The 2nd phase of NS
9 weeks BMT is over in a blink of an eye. The one week break passed hell lot faster man. Come Monday will be the time to report to my new home, Pasir Leba camp, school of infantry specialist (SISPEC). Many people find sergeants as half fuck soldiers as in chiong a lot but the rank also not very high so many people feel that it’s not worth the effort. Personally, I’m in fact quite happy that I got posted to SISPEC. A part of me was pretty disappointed that I didn’t make it to OCS because I was aiming to be a regular Air force officer. But the good thing about my posting is that being a sergeant is a journey that I’m sure I will enjoy. Firstly, I don’t see myself as officer material. I don’t enjoy being high up in the ranks and doing the planning and talking. I’m more of the type of person who slogs it out with his men in the blazing sun and enduring the same shit along side them. I’m one who enjoys being in the thick of the action. I want to be there for my men personally to inspire them when things are not going right. Yes this is the real Y X Lee.I have picked up several life lessons during BMT. One of them is that there is no point trying to be the best if you jolly well know you won’t enjoy being one or just simply not good enough to be among the best. A very good example will be the “OCS or SISPEC” issue that bothers most privates that just passed out from BMT. Why be an officer if you know that yourself is the CMI (cannot make it) type. If you only want to go there for the much more attractive pay or simply enjoy 50 men greeting you “good morning sir!” every morning then please think again. And if you (CMI type) don’t get into OCS please don’t go around complaining that you cannot go OCS because SAF is biased or fuked up. I think the only fuked up party will be you. There are so many other people who truly deserved to go OCS but failed to make it for what so ever reason. They are the people who have the rights to complain and not you. The ironic part is that these people don’t whine about it. They just take whatever vocation that they are posted to in their strides and move on.

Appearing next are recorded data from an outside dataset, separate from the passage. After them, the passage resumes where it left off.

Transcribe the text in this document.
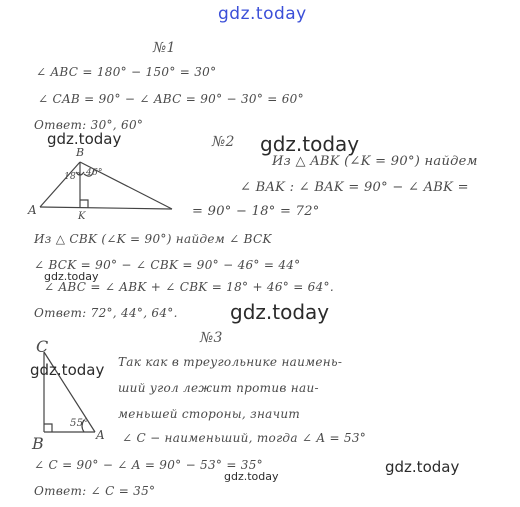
gdz.today
gdz.today	gdz.today
gdz.today
gdz.today
gdz.today
gdz.today
gdz.today
№1
∠ ABC = 180° − 150° = 30°
∠ CAB = 90° − ∠ ABC = 90° − 30° = 60°
Ответ: 30°, 60°
№2
Из △ ABK (∠K = 90°) найдем
∠ BAK : ∠ BAK = 90° − ∠ ABK =
= 90° − 18° = 72°
Из △ CBK (∠K = 90°) найдем ∠ BCK
∠ BCK = 90° − ∠ CBK = 90° − 46° = 44°
∠ ABC = ∠ ABK + ∠ CBK = 18° + 46° = 64°.
Ответ: 72°, 44°, 64°.
B
A	K
18° 46°
№3
Так как в треугольнике наимень-
ший угол лежит против наи-
меньшей стороны, значит
∠ C − наименьший, тогда ∠ A = 53°
∠ C = 90° − ∠ A = 90° − 53° = 35°
Ответ: ∠ C = 35°
C
B	A
55°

I’m glad that I belong to the CMI group of losers no more. I’m not ashamed to admit I used to be one of them but lucky not anymore. I definitely have a clearer picture of what I want in my life now compared to 9-10 weeks ago. Like they say, Army is where boys become men. 9 weeks of army life has indeed knocked some sense and maturity into my head. I know if given a choice most of us boys (including me) will not want to give 2 years of our lives to our army. Too bad we got no choice man, might as well let’s start doing it with some pride and try to enjoy the ride at the same time.